# RIP Sophie



## Gudewife (Jun 27, 2004)

Yesterday my neighbour's collie Sophie went to join her best friend Skeeter at the Bridge. She was a beautiful dog, and her health had been declining on and off for the last year. One front paw had become so arthritic and deformed that it turned in almost 90 degrees, and she didn't tolerate the painkillers well. She'd have a couple of good weeks followed by a couple of bad days, but still enjoyed her cookies, short walks, and barking like a ninny at airplanes, squirrels, and imaginary snakes.

Yesterday, her paw was turned around almost backwards, she couldn't walk, and just laid on Skeeter's old bed panting heavily. My neighbours took her to the vet and they sedated her to fully examine her paw...Sophie looked so peaceful and relaxed, happier than she'd been in a long time, and they decided that it was time to let her go to be with Skeeter. They couldn't justify her pain.

She was a sweetheart, and I'm glad that I had a chance to photograph her last summer:










RIP, Sophie...you'll be missed by all of us.


----------



## MA (Mar 30, 2004)

Oh she was a beautiful one. Great picture! RIP Sofie.


----------



## Jeanie (Jun 18, 2003)

Oh, I'm so sad to know that Sophie is gone. She was a beautiful collie, and reminds me so much of my tri-color, Tasha. Is there any dog as gentle, faithful, or beautiful as a collie? What a loss, but she's bounding through beautiful green fields with her friend, Skeeter, now. And my collies are joining her in play. There is no more pain, only joy.

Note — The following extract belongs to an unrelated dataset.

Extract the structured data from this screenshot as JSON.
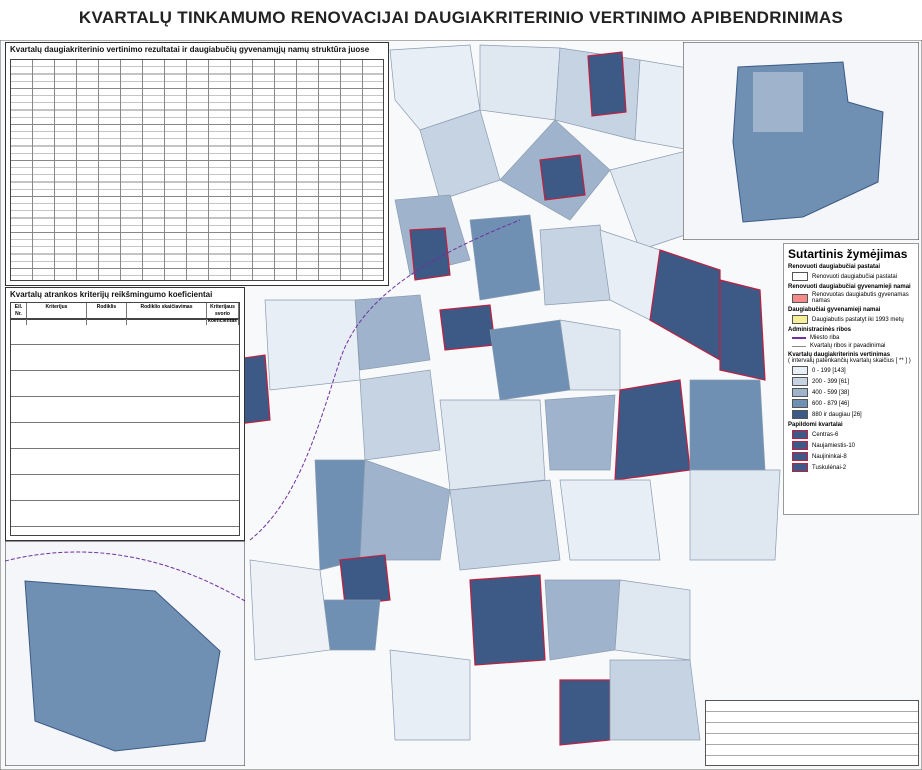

Your neighbor's loss is yours, mine, and all the world's. There is a bit less love and humor in this world because Sophie is no longer here. But heaven is enriched. God bless all of God's beautiful creatures, and thank you, Lord, for sharing them with us, if only for a little while.


----------



## ZAR (Aug 26, 2005)

Looked like a lovely dog  RIP Sophie.....


----------



## Crystal211 (Aug 1, 2004)

I'm so sorry, she was beautiful.


----------